The Omicron wave spares no sector. Cases of contamination are also increasing among hospital staff. Hospital management are forced to reorganize their teams. An additional task they would have done well, in the midst of an epidemic recovery.

Absences that are sometimes impossible to compensate for

Two nurses less on the schedule of Professor Bruno Mégarbane, head of the intensive care unit at Lariboisière hospital, in Paris. Caregivers tested positive, and symptomatic, therefore forced to isolate themselves until the end of the week. “It’s not the worst we have had! At Christmas, four caregivers were off and we had to close three beds,” he recalls. Absences that it is sometimes impossible to compensate for by recruiting temporary workers, due to lack of time. “It’s very difficult because people usually call the morning of their working day to let them know that they won’t be able to come because they have tested positive,” he explains.

“So that puts the team in difficulty because often we cannot physically close beds since there are patients in them. So the workload for the remaining staff increases … But we have no choice. “. With around 10% of the beds already closed in his hospital for lack of sufficient staff, Professor Mégarbane fears that he will still have to cut places to welcome new patients.

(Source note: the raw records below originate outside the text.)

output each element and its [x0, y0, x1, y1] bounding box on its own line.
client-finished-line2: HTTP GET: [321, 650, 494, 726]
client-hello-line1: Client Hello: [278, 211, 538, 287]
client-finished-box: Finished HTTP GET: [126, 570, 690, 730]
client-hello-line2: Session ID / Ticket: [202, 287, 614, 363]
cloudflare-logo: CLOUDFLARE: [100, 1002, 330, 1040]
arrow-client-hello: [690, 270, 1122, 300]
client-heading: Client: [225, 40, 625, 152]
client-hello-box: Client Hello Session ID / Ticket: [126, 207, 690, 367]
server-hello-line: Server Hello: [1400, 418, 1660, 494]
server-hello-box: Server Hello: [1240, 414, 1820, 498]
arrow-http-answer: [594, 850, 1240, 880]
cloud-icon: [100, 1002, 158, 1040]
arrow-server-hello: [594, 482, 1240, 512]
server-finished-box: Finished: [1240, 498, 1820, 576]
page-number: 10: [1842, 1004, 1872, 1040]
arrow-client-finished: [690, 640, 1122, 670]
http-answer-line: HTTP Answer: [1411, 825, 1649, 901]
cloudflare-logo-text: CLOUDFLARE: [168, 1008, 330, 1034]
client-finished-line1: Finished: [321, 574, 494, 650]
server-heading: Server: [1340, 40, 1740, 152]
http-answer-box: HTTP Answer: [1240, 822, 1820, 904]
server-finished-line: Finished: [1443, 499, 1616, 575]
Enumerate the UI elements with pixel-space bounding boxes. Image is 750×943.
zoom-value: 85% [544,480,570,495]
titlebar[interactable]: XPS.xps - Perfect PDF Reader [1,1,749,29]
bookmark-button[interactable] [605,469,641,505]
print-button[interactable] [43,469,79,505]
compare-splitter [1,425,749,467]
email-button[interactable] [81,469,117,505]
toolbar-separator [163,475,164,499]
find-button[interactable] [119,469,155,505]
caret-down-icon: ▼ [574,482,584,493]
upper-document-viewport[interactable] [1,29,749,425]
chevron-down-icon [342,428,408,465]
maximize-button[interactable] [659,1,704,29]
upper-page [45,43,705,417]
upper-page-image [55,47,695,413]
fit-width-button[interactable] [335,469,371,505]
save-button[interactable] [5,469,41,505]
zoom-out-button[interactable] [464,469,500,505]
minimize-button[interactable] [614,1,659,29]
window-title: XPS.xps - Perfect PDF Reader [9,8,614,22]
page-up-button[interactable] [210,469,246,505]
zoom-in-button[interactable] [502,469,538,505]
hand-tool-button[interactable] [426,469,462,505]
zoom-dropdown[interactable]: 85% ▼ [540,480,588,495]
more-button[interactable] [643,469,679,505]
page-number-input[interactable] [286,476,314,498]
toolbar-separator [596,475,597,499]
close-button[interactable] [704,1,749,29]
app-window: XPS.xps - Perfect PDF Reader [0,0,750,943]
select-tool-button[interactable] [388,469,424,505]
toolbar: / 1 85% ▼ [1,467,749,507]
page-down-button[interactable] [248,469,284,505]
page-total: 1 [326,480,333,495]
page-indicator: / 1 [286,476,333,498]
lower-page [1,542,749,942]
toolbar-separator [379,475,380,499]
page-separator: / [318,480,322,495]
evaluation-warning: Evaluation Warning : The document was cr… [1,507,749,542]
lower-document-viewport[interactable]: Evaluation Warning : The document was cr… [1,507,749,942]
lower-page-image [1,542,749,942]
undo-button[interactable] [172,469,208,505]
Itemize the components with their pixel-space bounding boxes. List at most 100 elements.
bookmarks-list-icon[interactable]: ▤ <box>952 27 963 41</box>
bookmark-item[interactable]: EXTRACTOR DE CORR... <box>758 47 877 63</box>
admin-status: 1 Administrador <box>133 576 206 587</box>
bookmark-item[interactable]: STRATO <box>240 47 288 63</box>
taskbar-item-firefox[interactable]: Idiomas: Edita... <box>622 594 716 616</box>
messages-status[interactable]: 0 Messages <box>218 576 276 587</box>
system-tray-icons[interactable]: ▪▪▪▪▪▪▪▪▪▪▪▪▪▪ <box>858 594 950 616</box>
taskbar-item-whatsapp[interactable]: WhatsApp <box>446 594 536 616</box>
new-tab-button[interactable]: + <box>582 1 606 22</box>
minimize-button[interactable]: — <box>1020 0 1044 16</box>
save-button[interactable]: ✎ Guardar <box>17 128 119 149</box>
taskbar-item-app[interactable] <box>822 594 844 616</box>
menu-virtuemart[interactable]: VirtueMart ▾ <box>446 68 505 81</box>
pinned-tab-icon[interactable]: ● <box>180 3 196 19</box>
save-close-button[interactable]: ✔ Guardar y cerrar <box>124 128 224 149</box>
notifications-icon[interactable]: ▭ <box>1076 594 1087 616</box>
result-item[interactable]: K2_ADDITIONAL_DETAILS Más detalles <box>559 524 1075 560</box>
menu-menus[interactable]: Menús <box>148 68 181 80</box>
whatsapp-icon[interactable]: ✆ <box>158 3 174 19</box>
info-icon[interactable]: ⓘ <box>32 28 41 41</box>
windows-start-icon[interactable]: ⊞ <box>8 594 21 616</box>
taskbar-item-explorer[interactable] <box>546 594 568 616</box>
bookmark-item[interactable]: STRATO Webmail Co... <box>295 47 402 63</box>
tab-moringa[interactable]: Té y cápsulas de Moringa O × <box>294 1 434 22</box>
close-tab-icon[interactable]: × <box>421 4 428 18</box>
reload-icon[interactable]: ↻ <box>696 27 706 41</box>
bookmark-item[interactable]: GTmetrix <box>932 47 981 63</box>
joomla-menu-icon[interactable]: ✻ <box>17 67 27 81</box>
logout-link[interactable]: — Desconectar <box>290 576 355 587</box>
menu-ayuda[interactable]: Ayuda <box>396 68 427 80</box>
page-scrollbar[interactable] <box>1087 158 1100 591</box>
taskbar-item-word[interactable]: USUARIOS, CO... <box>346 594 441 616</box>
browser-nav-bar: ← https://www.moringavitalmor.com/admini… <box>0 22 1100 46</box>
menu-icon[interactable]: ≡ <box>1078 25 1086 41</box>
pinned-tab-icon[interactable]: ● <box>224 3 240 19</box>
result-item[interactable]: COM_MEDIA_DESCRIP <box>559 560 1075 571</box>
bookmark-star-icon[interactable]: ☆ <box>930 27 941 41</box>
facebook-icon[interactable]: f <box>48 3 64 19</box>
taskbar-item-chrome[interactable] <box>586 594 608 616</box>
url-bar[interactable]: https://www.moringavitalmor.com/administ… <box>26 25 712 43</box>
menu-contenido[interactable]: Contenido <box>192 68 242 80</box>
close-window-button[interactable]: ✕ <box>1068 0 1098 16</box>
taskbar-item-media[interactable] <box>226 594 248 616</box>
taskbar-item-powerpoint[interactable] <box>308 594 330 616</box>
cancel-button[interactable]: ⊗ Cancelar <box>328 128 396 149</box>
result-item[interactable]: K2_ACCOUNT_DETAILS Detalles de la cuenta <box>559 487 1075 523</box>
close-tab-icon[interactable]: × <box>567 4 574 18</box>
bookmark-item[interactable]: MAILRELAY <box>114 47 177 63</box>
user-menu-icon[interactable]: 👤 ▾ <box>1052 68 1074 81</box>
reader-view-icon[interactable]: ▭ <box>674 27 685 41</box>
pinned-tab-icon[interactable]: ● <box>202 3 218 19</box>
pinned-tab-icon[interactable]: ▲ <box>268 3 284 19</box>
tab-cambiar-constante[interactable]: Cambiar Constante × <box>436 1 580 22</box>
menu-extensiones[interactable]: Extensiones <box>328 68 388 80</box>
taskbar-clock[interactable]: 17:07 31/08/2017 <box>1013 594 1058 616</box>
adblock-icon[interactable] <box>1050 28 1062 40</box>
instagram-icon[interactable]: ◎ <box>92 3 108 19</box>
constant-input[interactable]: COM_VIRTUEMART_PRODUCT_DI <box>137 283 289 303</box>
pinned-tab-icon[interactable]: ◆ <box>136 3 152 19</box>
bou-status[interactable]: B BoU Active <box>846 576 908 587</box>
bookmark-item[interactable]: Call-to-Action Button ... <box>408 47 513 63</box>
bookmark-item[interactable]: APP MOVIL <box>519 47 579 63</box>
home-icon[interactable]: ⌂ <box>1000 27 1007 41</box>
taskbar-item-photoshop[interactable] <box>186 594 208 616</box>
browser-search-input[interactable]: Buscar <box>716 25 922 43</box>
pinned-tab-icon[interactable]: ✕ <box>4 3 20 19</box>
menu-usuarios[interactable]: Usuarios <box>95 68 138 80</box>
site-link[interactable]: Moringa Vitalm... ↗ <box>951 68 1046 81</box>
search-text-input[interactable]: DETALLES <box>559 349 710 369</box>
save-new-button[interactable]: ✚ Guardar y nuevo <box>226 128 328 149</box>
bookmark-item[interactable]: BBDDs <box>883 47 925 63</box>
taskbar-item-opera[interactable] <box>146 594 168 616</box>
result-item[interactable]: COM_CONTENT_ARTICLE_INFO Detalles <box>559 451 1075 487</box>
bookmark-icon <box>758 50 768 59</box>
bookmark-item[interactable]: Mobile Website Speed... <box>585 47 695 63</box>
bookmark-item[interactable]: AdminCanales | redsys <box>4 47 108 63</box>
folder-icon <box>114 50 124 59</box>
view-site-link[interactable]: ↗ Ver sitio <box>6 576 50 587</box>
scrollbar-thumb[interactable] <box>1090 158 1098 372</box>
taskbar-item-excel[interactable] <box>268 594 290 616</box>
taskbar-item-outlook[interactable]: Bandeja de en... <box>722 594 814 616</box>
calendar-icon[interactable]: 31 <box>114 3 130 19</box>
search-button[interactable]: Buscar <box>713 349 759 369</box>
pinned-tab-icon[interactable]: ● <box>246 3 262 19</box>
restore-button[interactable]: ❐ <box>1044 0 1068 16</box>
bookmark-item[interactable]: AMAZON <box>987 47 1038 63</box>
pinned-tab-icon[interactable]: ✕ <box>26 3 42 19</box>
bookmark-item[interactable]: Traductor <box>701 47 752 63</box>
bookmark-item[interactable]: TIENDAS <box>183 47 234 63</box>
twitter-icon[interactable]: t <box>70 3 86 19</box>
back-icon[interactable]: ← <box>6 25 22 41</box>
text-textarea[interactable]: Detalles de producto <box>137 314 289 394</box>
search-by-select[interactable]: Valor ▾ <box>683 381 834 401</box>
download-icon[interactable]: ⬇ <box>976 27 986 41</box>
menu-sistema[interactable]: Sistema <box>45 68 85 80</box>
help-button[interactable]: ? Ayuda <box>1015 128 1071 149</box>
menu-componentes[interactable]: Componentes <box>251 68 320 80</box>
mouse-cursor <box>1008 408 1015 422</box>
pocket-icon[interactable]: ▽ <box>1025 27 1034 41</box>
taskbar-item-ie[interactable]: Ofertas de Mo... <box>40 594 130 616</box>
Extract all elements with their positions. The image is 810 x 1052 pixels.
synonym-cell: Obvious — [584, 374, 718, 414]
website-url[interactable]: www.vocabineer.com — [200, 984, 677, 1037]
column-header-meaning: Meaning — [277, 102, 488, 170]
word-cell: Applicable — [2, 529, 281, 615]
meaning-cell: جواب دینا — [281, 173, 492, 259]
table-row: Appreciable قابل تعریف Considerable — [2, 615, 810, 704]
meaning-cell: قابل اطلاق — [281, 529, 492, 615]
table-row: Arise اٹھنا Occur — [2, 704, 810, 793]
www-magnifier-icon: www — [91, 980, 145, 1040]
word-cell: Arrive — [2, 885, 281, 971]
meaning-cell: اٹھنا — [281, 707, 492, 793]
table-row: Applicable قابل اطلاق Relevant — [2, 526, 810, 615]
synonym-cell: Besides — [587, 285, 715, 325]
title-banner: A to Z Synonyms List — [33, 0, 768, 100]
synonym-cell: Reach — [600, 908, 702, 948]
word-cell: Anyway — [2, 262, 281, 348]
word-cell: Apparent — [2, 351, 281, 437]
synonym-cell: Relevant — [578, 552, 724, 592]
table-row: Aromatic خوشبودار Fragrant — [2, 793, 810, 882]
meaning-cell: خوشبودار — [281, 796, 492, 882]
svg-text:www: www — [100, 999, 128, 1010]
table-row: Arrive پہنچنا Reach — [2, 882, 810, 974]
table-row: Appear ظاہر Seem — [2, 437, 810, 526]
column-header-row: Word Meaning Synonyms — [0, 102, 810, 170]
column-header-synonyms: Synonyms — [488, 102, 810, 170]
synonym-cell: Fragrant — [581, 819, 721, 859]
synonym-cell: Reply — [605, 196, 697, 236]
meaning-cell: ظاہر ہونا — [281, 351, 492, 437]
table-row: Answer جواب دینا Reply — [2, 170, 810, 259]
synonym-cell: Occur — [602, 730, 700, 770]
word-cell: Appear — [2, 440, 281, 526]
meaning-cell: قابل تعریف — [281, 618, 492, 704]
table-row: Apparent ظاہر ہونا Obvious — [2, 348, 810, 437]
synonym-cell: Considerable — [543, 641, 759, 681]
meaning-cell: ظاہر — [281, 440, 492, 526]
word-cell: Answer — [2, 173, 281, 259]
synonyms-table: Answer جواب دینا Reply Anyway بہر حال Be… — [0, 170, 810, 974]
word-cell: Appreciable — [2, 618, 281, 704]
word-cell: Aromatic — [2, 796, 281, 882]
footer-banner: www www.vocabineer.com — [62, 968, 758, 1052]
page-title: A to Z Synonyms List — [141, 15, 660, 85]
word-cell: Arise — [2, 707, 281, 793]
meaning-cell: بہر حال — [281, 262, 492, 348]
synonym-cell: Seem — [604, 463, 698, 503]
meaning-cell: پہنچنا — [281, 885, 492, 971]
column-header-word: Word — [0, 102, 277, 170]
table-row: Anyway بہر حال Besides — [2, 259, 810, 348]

A sword of Damocles in services already out of breath

He’s not the only one worried about absenteeism in his team. At Melun hospital, in intensive care, no case of contamination has so far been detected, out of a workforce of 50 nurses in total. Something to reassure the head of department, Doctor Mehran Monchi. “The periods of leave are for the most part over, we can possibly afford to replace one or even two people, we have fewer fears than last week. But this balance is very precarious for the moment,” he says. .

“A missing person is a person who can really be central to us … In practice this means reducing the monitoring of patients, that we cannot leave overnight because we are missing a nurse “, he notes. “For the moment, it is not the case but it is one of the risks which one takes if the epidemic spreads to a very important level.”

Doctor Monchi apprehends the coming days in the face of the number of contaminations which is soaring: “During the first wave, we had gone up to 60 beds in the department, there we are at 30 and we cannot do more, that is. impossible “, he breathes.